With the sharp blade it was very easy. Then I threw the piece of dead skin on the floor, anxious to use the soldering iron to stop the bleeding. To my surprise, it took quite a lot of control to let the hot iron touch my wounded pussy, it was a lot more difficult than the cutting! Thankfully, it did not hurt that much (it would though, a few minutes after the treatment). I was almost abent-minded when I carefully used the soldering iron to close my wounds. As soon as I was done, I put a huge gauze on my pussy and just collapsed on the bathroom floor. I woke up a couple of hours later because of the intense pain down there. It was much better though, after I downed a few more painkillers. After washing off the blood, I took my time to examine my ex-clitoris and labiae up close. It was quite a large package and I marveled at the clean cut and the details of what had previously been the most important part of my genitals.
It didn't exactly look like the Egyptian girl's parts when I placed my flesh on the page of the magazine to compare. My package was probably larger in general, but my clit was also much more defined than hers. I fetched my camera and made some closeup shots of the severed clitoris which I posted on the internet. After I was done admiring my piece I was equally excited to finally get rid of it. I dumped my parts into the toilet where it belongs and watched the piece of flesh disappear in a swirl of water.

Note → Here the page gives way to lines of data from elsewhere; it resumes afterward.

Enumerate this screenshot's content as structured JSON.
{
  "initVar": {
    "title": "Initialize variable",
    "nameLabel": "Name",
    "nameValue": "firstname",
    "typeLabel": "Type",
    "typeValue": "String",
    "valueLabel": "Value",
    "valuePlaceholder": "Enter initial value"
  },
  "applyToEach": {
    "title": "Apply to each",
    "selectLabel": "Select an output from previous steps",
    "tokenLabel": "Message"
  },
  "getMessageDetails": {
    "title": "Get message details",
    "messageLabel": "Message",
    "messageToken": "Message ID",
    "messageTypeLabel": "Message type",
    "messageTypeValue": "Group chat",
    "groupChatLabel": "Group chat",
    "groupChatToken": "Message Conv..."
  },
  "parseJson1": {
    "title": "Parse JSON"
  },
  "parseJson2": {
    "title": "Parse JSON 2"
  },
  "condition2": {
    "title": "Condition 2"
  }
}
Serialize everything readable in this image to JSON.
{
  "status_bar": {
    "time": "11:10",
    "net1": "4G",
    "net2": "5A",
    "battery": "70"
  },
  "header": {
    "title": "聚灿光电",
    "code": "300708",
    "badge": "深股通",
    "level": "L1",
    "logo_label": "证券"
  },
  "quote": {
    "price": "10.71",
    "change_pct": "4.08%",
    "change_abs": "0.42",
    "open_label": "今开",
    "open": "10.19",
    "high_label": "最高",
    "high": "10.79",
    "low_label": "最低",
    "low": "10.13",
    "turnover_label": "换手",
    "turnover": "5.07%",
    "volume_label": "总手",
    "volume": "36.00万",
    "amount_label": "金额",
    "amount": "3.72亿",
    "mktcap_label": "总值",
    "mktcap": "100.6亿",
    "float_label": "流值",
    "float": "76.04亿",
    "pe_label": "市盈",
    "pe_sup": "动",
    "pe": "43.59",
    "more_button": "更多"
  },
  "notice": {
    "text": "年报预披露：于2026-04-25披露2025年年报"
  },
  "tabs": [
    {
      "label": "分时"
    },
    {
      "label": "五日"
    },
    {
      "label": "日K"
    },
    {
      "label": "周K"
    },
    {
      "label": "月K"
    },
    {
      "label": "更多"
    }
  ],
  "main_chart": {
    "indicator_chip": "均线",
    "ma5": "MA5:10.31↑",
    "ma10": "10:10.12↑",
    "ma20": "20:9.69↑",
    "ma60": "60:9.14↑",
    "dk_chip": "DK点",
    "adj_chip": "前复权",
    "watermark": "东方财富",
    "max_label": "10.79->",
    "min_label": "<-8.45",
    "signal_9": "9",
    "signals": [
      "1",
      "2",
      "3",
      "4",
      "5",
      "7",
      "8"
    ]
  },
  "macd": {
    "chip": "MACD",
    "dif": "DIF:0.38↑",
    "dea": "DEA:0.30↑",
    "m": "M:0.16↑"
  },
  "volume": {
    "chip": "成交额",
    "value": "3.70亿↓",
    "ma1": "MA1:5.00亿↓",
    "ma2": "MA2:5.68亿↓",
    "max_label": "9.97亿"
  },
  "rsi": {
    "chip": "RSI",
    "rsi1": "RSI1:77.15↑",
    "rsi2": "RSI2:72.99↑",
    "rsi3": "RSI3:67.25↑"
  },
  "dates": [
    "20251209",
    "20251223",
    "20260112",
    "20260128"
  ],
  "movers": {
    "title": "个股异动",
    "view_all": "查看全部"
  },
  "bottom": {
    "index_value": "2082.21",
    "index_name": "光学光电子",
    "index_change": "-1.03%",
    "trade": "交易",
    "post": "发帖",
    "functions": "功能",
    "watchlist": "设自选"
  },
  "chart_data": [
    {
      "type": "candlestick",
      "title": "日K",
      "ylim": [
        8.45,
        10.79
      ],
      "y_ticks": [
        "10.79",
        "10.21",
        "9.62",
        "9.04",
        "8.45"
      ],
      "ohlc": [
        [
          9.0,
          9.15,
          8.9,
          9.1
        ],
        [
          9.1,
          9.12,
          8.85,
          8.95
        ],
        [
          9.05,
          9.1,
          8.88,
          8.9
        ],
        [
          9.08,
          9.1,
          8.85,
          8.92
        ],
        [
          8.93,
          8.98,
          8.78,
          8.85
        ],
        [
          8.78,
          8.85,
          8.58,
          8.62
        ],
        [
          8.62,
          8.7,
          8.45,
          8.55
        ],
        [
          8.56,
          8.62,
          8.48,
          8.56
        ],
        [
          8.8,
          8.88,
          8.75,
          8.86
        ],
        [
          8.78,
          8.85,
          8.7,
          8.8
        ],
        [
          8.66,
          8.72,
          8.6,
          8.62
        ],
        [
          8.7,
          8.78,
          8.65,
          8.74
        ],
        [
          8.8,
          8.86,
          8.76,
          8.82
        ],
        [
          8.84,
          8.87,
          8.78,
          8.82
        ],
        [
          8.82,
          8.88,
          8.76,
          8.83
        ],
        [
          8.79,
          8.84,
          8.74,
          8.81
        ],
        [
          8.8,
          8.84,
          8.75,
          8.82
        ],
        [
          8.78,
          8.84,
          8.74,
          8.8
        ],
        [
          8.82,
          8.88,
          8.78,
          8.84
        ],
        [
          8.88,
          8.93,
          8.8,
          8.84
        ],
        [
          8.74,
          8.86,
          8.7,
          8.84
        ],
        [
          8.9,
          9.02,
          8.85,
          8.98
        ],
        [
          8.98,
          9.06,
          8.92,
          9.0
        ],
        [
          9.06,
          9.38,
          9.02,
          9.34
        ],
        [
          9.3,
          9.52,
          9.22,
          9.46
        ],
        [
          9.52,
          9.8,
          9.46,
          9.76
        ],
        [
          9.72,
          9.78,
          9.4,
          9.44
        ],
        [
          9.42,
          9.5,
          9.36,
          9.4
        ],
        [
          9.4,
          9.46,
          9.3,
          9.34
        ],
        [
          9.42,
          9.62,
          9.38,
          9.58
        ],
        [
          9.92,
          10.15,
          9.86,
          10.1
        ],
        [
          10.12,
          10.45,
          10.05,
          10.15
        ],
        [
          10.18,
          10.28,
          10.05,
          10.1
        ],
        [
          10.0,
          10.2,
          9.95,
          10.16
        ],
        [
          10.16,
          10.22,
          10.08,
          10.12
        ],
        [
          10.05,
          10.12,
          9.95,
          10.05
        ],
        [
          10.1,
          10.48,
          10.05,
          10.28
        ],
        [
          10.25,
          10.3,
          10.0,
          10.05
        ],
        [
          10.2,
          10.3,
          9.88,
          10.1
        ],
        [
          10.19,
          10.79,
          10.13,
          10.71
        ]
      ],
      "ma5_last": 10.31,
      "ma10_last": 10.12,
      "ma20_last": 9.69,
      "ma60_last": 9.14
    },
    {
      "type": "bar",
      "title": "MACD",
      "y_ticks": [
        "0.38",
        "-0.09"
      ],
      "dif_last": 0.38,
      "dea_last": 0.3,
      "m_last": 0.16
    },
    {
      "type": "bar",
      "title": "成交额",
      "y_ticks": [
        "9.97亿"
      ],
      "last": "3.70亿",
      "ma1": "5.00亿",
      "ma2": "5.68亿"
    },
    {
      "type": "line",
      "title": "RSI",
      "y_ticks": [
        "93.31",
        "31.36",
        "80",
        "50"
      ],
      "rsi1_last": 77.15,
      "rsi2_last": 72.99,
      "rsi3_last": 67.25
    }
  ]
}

It took quite a long time for everything to heal, a few weeks went by before I stopped walking funny and could take the bandages off. A lot of things changed in my life. I started to go out more and got to know some really nice people. Though it was most difficult during the first few months when my pussy get very wet several times a day and I desperately just wanted to take my pants off and finger myself. Of course it got better over time. But some days I still slip my hand under my pants and touch myself, only to be disappointed again. On the other hand, I finally met a nice girlfriend and right from the start she was very excited by my condition! After I told her about it, she practically ordered me to take my pants off on our second date. I was all wet and excited and she licked my smooth pussy very tenderly. It felt so good! Sometimes I wish I could just cum together with her, but then again I don't regret cutting my clit off, it was the most erotic thing I had ever done!